In practice, these rules reward early coordination. Buyers and sellers considering significant equipment purchases, software implementations, or production-facility projects often benefit from addressing eligibility and timing during diligence, aligning closing mechanics and post-closing implementation plans, and modeling elections (including electing out of bonus depreciation for certain classes) across federal and state filings.
Conclusion
OBBBA’s permanent 100% bonus depreciation under Code Section 168(k), together with the expanded expensing available under Code Section 179, makes first-year cost recovery an increasingly important lever in M&A transactions, not only for post-closing tax compliance, but for valuation, purchase price negotiations, and deal structure. Capturing the benefit typically turns on fundamentals that must be addressed during the deal process: whether the transaction delivers a basis step-up (or a deemed asset result), how the purchase price allocation under Code Section 1060 is supported, and when key assets will be placed in service.

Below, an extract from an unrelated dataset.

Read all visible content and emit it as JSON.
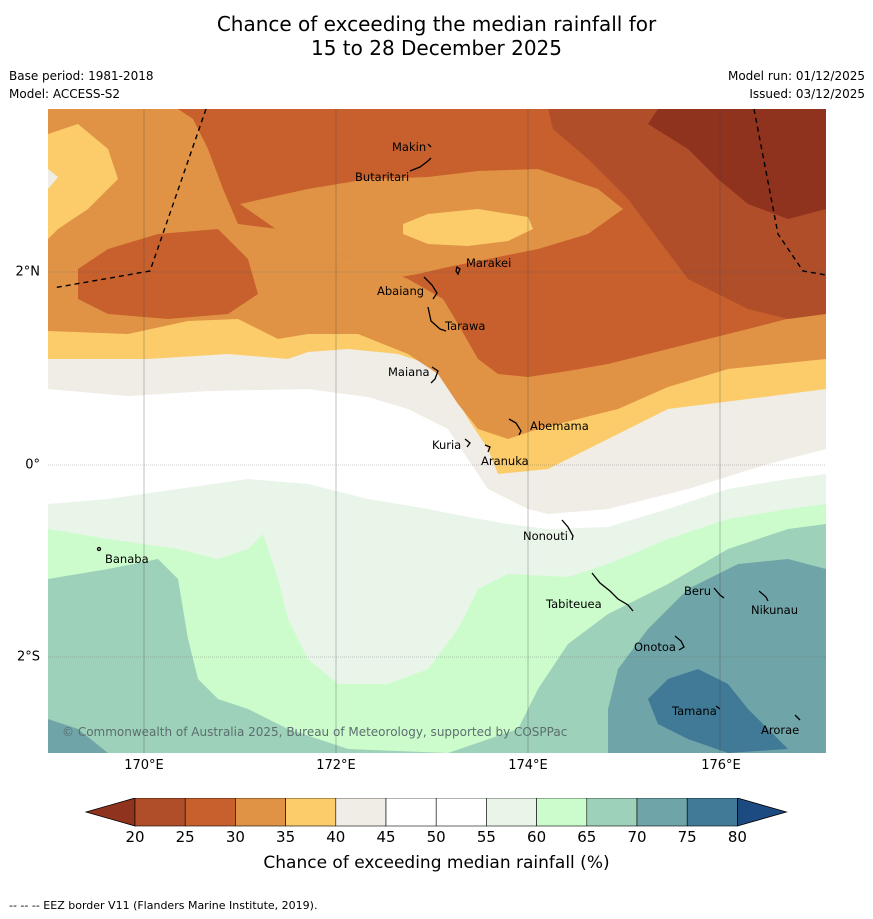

For buyers, the ability to obtain a basis step-up – and then claim immediate deductions under Code Sections 168(k) and 179 – can make an asset acquisition (or a deemed asset acquisition) significantly more valuable than a straight stock deal. That increased after-tax cash flow can support a higher bid, justify different pricing mechanics, or help offset other deal costs.
For sellers, this dynamic can create leverage in structuring negotiations. Even though sellers often prefer stock sales for tax and non-tax reasons, a buyer’s potential basis step-up (and related first-year deductions) can translate into real economic value that may be shared through purchase price, allocation positions, or other deal terms. Recognizing when and how Code Sections 168(k) and 179 change the buyer’s economics can help sellers evaluate whether an asset sale (or a deemed asset election) is “worth it” in exchange for improved overall deal consideration.